Peninsula in Rügen, Germany

Mönchgut (/de/, lit. 'Monk's Estates') is a peninsula of 20.66 square kilometers with 1,374 inhabitants in the southeast of Rügen island in Mecklenburg-Western Pomerania, Germany. It lies just between the Greifswalder Bodden and the rest of the Baltic Sea. Mönchgut contains the districts of Göhren and Thiessow; the peninsula is part of the Mönchgut-Granitz administration area. It is also a part of Southeast Rügen Biosphere Reserve.

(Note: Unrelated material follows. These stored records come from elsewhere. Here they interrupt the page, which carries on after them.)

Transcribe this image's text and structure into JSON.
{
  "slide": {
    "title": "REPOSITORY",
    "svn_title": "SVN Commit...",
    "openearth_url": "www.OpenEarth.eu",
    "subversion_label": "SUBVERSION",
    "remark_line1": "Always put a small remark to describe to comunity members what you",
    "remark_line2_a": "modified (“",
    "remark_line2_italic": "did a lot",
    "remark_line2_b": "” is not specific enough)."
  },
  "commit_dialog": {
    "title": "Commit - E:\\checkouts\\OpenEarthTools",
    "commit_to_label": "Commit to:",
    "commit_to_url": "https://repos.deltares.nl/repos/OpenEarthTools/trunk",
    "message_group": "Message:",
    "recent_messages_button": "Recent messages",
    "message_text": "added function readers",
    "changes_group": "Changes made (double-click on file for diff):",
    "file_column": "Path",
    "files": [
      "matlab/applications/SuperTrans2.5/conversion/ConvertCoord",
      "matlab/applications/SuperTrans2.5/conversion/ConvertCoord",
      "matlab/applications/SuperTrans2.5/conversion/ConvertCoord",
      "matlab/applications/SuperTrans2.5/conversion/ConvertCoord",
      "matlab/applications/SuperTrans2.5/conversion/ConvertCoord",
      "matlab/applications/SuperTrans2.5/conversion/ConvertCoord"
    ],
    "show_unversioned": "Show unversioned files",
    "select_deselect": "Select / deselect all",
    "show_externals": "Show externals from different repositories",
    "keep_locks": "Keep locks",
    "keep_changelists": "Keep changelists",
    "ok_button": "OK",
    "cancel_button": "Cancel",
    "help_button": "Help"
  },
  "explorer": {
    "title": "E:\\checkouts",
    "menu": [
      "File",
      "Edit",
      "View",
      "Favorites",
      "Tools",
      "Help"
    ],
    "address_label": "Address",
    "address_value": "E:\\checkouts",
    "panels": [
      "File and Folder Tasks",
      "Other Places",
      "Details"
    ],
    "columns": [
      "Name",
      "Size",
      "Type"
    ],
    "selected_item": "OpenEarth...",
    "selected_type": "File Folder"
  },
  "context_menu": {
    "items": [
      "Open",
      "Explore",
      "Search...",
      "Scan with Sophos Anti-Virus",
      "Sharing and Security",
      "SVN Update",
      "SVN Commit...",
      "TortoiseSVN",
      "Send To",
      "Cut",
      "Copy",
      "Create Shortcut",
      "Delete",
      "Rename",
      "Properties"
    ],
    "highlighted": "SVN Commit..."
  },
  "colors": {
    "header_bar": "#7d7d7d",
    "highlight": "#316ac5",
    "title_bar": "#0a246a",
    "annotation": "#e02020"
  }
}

The name translates as the monks' estates. In 1252, Jaromar II, Prince of Rügen sold the area to the Cistercian monks of Eldena Abbey, which was founded by one of his predecessors, Jaromar I, Prince of Rügen in 1199 and by that time also belonged to the Danish Principality of Rügen. To separate the monks' possessions from the rest of the island, a ditch was dug between Baabe and Sellin, known as Mönchsgraben ("monks' ditch"). Today, a large wooden gate built upon the bridge over the Mönchsgraben marks the entrance to the Mönchgut peninsula.

The peninsula is composed of several headlands such as Reddevitzer Höft, the Kleiner Zicker and the Großer Zicker. The bay between the headlands is called Having. Off-shore to the east of the peninsula lies the island Greifswalder Oie.

While the residents of the area earlier supported themselves through fishing and marine activities, today the area is primarily geared toward tourism. One main attraction is the local history museum in Göhren, an open-air museum located on historical settlements. Here there is also a display of the elaborate local costumes, which Mönchgut is well known for.

In 1806, Gustav IV Adolf of Sweden started to construct the town of Gustavia on the peninsula, but had to abandon the project when France occupied Mönchgut during the Napoleonic Wars.

Mönchgut also features the final station of the narrow-gauge railway the Rasender Roland.